The big data revolution presents scientists across the world a profound cultural challenge: a need for a greater willingness to share their most finely detailed information with other researchers, and to do it large-scale. Limits on access to big data raise the risk that progress will slow in areas as diverse as advanced health research, environmental protection, food production and development of smart cities.
The 12 proposed principles in the accord would guide the practice and practitioners of open data. The principles focus on the roles played by scientists, publishers, libraries and others, as well as technical requirements for open data – for example, urging publicly funded scientists to make such data openly available to others as soon as possible in ways that permit them to be reused and repurposed.
These 120 endorsements demonstrate an interest in opening up the world’s databases so that scientists worldwide can analyze them in the course of solving research challenges.
Leaders of the four organizations launched a global campaign for endorsements of the accord at the first Science International meeting in December 2015 at Science Forum South Africa in Pretoria. Since then, the organizations behind Science International have been encouraging discussion and adoption of the accord’s principles by their respective members and other scientific bodies.
Organizations with a broad variety of interests have since backed the accord, many detailing their future plans in support of its principles.
For example, ISRIC World Soil Information, a global centre for soil data, is planning wide range of open datasets and web services that will be helpful to solving food insecurity, climate change, environmental degradation, water scarcity and threats to biodiversity.

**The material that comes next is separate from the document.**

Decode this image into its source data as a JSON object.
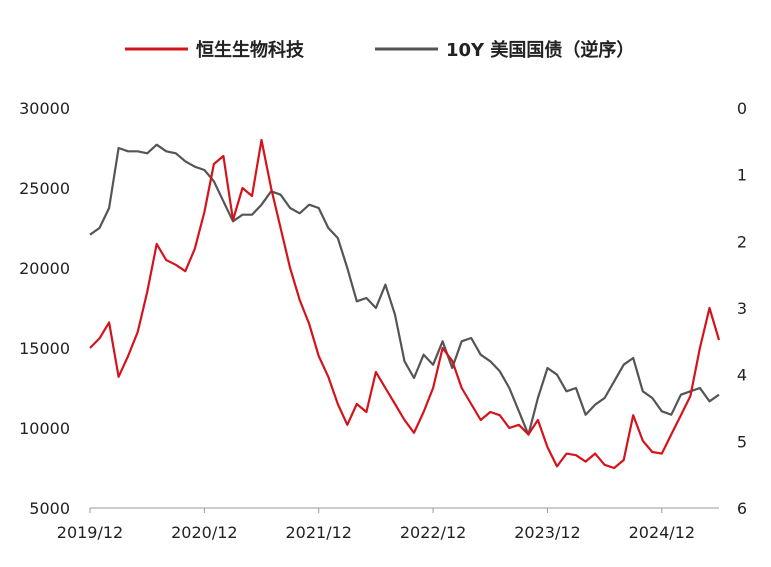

The International Mathematical Union is planning to use its Committee on Electronic Information and Communication to draw attention to the importance among mathematicians to open data. Mathematicians are especially crucial for developing ways to analyse and organize large amounts of data, such as data-mining.
The Network of Academies of Science in Countries of the Organization of the Islamic Conference (NASIC) planned a discussion on open data at its October 2016 conference in Malaysia. The Committee on Space Research (COSPAR) is planning to advertise its endorsement of the accord to its scientific community of nearly 10,000. The Latin American Council of Social Sciences (CLACSO) agreed to promote the accord’s principles across the region, and has published a Spanish translation of the accord.
Future Earth, the international sustainability research platform, said it would continue work with the intergovernmental Group on Earth Observations (GEO) to support the open data principles. And the State and University Library of Göttingen, Germany, committed to completing a platform to encourage university researchers to openly publish their research data. Open-access scientific publisher Ubiquity Press, based in the United Kingdom, said it will continue grow and expand the data journals platform, adding new features and connecting to a wider community.